MEMLING, Hans
(b. ca. 1440, Seligenstadt, d. 1494, Bruges)

Portrait of a Man at Prayer before a Landscape

c. 1480
Oil on oak panel, 30 x 22 cm
Mauritshuis, The Hague

The tightly framed composition of this portrait makes it one of the most compact images ever painted by Memling. The solid head occupies virtually the entire width of the painting, with more than half of the shoulders and hands cut off the edge. The sensation of extreme proximity is exceptionally strong. The viewpoint is so low that the flat landscape, with a little church in the distance, can barely be discerned above the subject's shoulders, while his head stands out monumentally against the sky. The broadly drawn, wispy clouds appear to be a later addition. The man wears a dark jacket lined with white fur, flecked with brown, and an asymmetrical collar over a red waistcoat. The wider right lapel is folded over, and if fastened would reach high above its counterpart. A small crucifix set with pearls hangs from a golden chain, half beneath and half on top of the collar. The young man in London's National Gallery has a similar piece of jewellery, which he wears in the same way. It must have been a common ornament, because a version of it also appears in the Bruges Portrait of a young woman and in the allegorical figure of a girl in New York. The man's devotion is evidently directed towards a lost representation, probably of the Virgin and Child.
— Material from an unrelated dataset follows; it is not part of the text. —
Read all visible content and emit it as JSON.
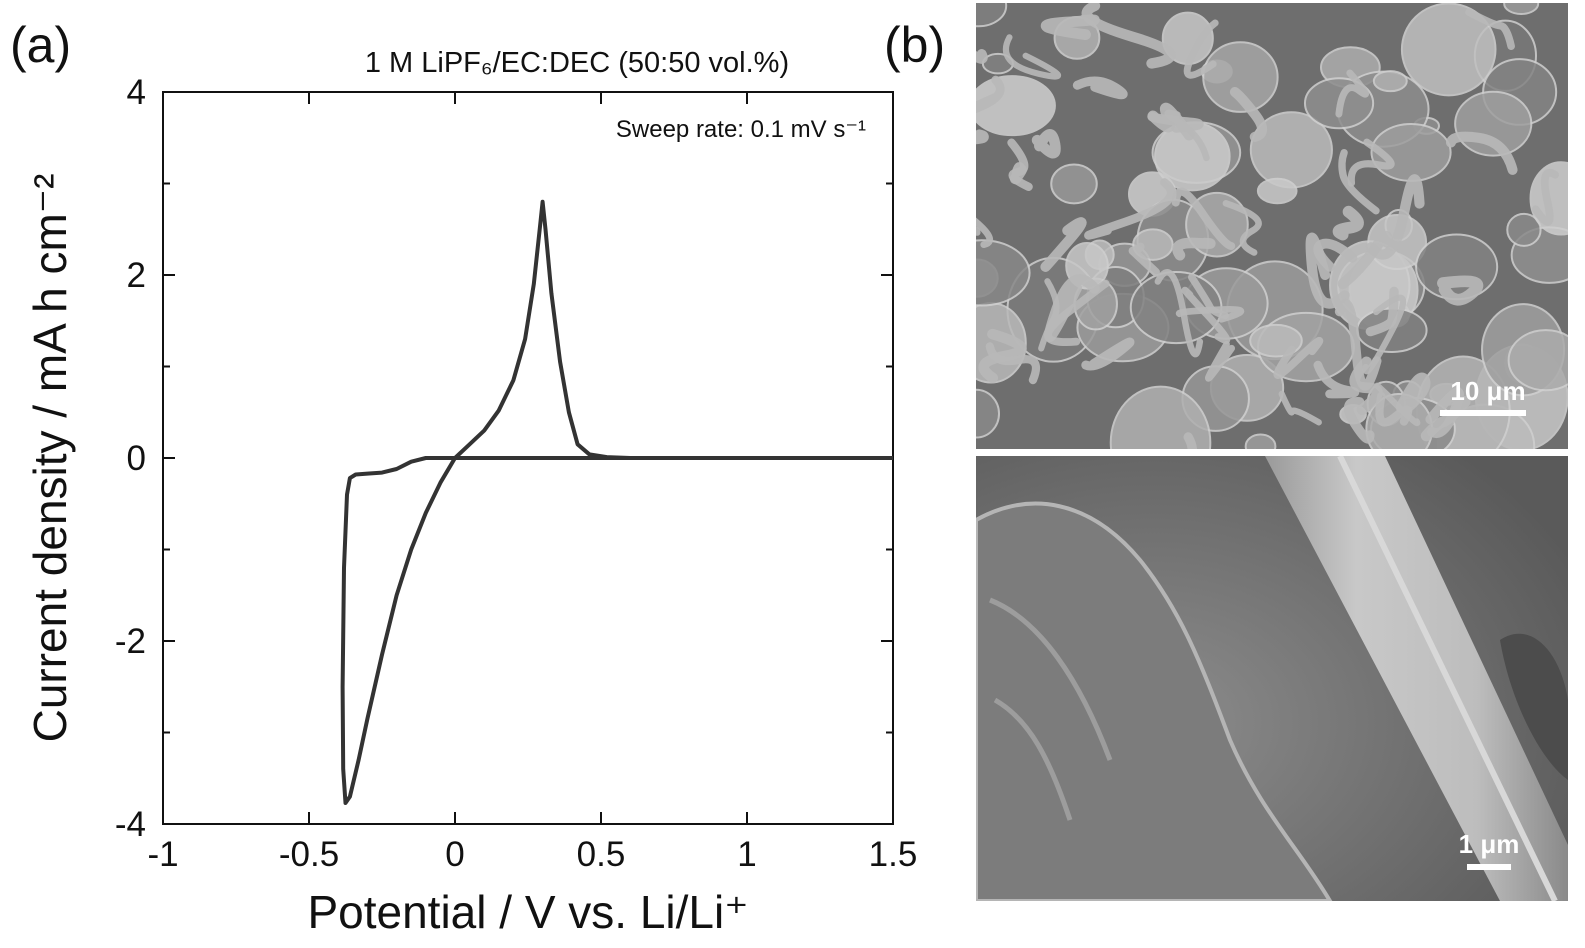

When closed, this diptych would have displayed the coat-of-arms that is still to be found on the reverse. The man probably belonged to the Lespinette family (Franche-Comté). Since its auction (as a work by Antonello da Messina) in 1894, the painting has been accepted as a Memling. It is generally compared with his portraits from the 1480s, and shows a particular similarity in its modelling to the Bruges Portrait of a young woman of 1480.

It is understandable that some people should have been inclined to attribute this admirable portrait to Antonello, such is its precision and assurance of drawing and modelling of the face; but in the features, which are as though engraved, and the pointed steeple visible in the background, give a Flemish character of this picture.